Despite my better judgment, I’d started to like Gaby. Maybe even trust her, on some level. But I couldn’t be one hundred percent sure she wouldn’t trade me to the darkness the second I dropped my guard. After all, it didn’t escape my attention that the pirate had said “she” when referring to their intermediary.
By the time I’d finished my story, the sun had already shifted in the sky and the warm glow of late afternoon filtered through the trees. Gaby, who’d sat quietly while I talked, now leaned back against our park bench. She released a long sigh and began twisting a curl of her Afro around her index finger.
“Wow,” she muttered. “And I thought my afterlife was eventful.”
I snorted softly in agreement. Then, smiling just a tiny bit, I said, “Dude, you have no idea.”
Gaby laughed and once again wrapped me in a half hug. Then she let me go, leaping to her feet. Still rapidly twisting her hair around one finger, she began to pace just as I had.
“So, how do we do it?” she mused. “How do we reopen the netherworld? I mean, without tracking down Eli or the demons and basically asking them for an extra house key.”
I sighed and lifted my hands uselessly in the air.
“I wasn’t kidding when I said I’ve had no luck at all. I stood at that river for hours every day, with no results. So what’s the point? And besides, what are we going to do? Hitchhike back to Oklahoma to try again?”
Gaby shook her head. “We don’t need to. You said it yourself: all the different parts of the netherworld are connected, according to the redheaded girl in your dreams. If we can get into one of those—what did she call it?—portals, then maybe we’d have access to all of them.”
“It’s an interesting theory. But where do we find another portal?” I asked.
She frowned, and her eyes flicked over my shoulder, to the south. “Actually … I have a pretty good idea,” she murmured.
Abruptly, she lunged forward, grabbing my hand and yanking me to my feet. “Come on,” she demanded, and began to hurry down the alley with me in tow.

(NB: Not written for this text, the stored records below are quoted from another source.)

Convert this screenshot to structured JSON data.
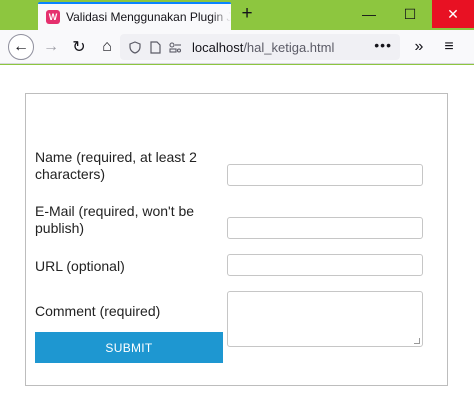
{
  "browser": {
    "tab": {
      "favicon": "W",
      "title": "Validasi Menggunakan Plugin J"
    },
    "new_tab": "+",
    "window_controls": {
      "minimize": "—",
      "maximize": "☐",
      "close": "✕"
    },
    "nav": {
      "back": "←",
      "forward": "→",
      "reload": "↻",
      "home": "⌂"
    },
    "url": {
      "host": "localhost",
      "path": "/hal_ketiga.html",
      "more": "•••"
    },
    "overflow": "»",
    "menu": "≡"
  },
  "form": {
    "name_label": "Name (required, at least 2 characters)",
    "name_value": "",
    "email_label": "E-Mail (required, won't be publish)",
    "email_value": "",
    "url_label": "URL (optional)",
    "url_value": "",
    "comment_label": "Comment (required)",
    "comment_value": "",
    "submit_label": "SUBMIT"
  },
  "colors": {
    "window_frame": "#8dc63f",
    "close_button": "#e81123",
    "tab_accent": "#0a84ff",
    "submit_button": "#1e97d1"
  }
}
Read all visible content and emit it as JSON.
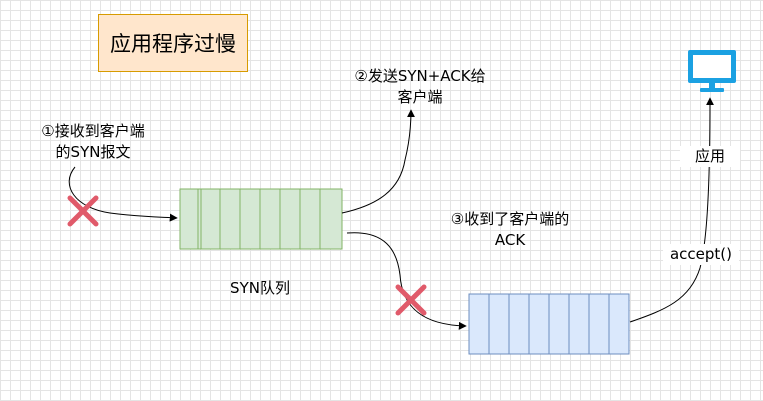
{
  "title": "应用程序过慢",
  "labels": {
    "step1_line1": "①接收到客户端",
    "step1_line2": "的SYN报文",
    "step2_line1": "②发送SYN+ACK给",
    "step2_line2": "客户端",
    "step3_line1": "③收到了客户端的",
    "step3_line2": "ACK",
    "syn_queue": "SYN队列",
    "app": "应用",
    "accept": "accept()"
  },
  "icons": {
    "monitor": "monitor-icon",
    "drop": "x-mark-icon"
  },
  "colors": {
    "title_fill": "#ffe6cc",
    "title_stroke": "#d79b00",
    "syn_fill": "#d5e8d4",
    "syn_stroke": "#82b366",
    "accept_fill": "#dae8fc",
    "accept_stroke": "#6c8ebf",
    "x_mark": "#e05a6a",
    "monitor": "#1ba1e2"
  }
}
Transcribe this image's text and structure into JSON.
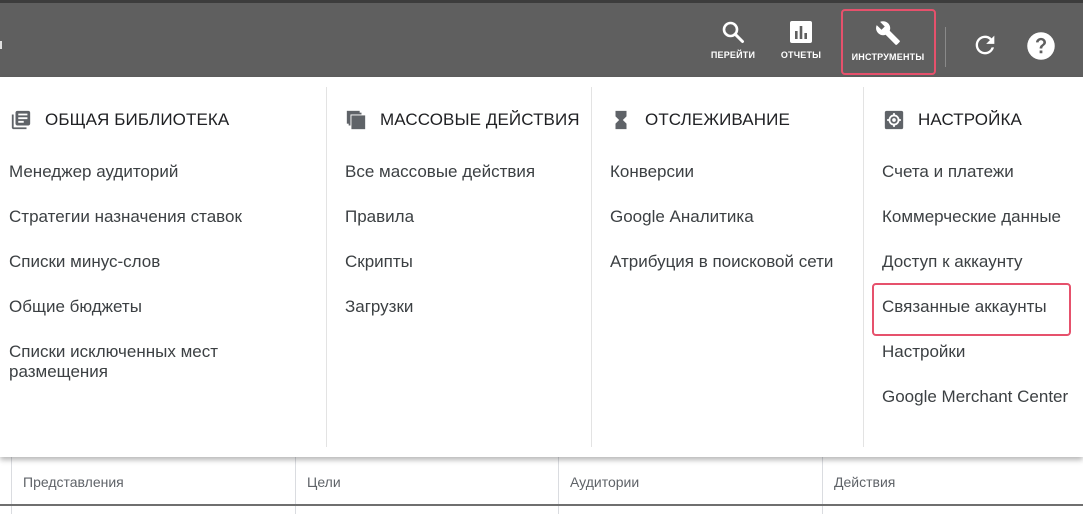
{
  "toolbar": {
    "go_label": "ПЕРЕЙТИ",
    "reports_label": "ОТЧЕТЫ",
    "tools_label": "ИНСТРУМЕНТЫ",
    "refresh_icon": "refresh-icon",
    "help_icon": "help-icon",
    "highlight_color": "#e6516c",
    "bar_color": "#5f5f5f"
  },
  "menu": {
    "shared_library": {
      "title": "ОБЩАЯ БИБЛИОТЕКА",
      "icon": "library-icon",
      "items": [
        "Менеджер аудиторий",
        "Стратегии назначения ставок",
        "Списки минус-слов",
        "Общие бюджеты",
        "Списки исключенных мест размещения"
      ]
    },
    "bulk_actions": {
      "title": "МАССОВЫЕ ДЕЙСТВИЯ",
      "icon": "copy-icon",
      "items": [
        "Все массовые действия",
        "Правила",
        "Скрипты",
        "Загрузки"
      ]
    },
    "tracking": {
      "title": "ОТСЛЕЖИВАНИЕ",
      "icon": "hourglass-icon",
      "items": [
        "Конверсии",
        "Google Аналитика",
        "Атрибуция в поисковой сети"
      ]
    },
    "settings": {
      "title": "НАСТРОЙКА",
      "icon": "gear-icon",
      "items": [
        "Счета и платежи",
        "Коммерческие данные",
        "Доступ к аккаунту",
        "Связанные аккаунты",
        "Настройки",
        "Google Merchant Center"
      ]
    }
  },
  "table": {
    "columns": [
      "Представления",
      "Цели",
      "Аудитории",
      "Действия"
    ]
  }
}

“Where are we going?” I cried, stumbling behind her.
“You’ll see when we get there,” she called back over her shoulder.
“Why do I feel like you’re always dragging me all over New Orleans?” I grumbled. Gaby laughed loudly.
“Because I am dragging you all over New Orleans.”
Once she realized I would come along without duress, she released my hand and continued to walk briskly out of the park. I nearly had to run to keep pace with her as we moved west on the city sidewalks, back toward the Quarter.
I didn’t ask her any questions; I didn’t say anything at all. But when I saw a familiar awning up ahead, I slowed to a stop. After a few steps Gaby noticed that I no longer followed her. So she reversed course and crossed back to me.
“Amelia,” she said impatiently, “it’s, like, almost three o’clock. They’ve definitely gone home by now.”
Without taking my eyes off Café du Monde, I nodded. “Yeah, probably. It’s just … you know …”
“Yeah, I know.” Her tone was surprisingly soft. Kind.
She gave me a brief moment to compose myself and then tugged gently on the sleeve of my jacket, urging me forward again. With a small breath for courage, I hurried alongside her, keeping my eyes glued to the sidewalk as I moved past the café. Even the beguiling scent of chicory couldn’t entice me to look inside.
A few blocks away, Gaby slowed to round the corner of Decatur and Toulouse Streets. I followed her south on Toulouse, passing a tall building full of retail stores and crossing over a steep footbridge. At the bottom of the bridge, however, I skidded to a stop.
There in front of me, just behind a small building constructed to look like a lighthouse, stood the netherworld pavilion.
Or at least something that looked almost identical to it.
Through the open walls of the structure, I saw the gray water of the Mississippi River moving lazily past the Quarter. Underneath its roof, I could make out the shadowed angles of metal girders.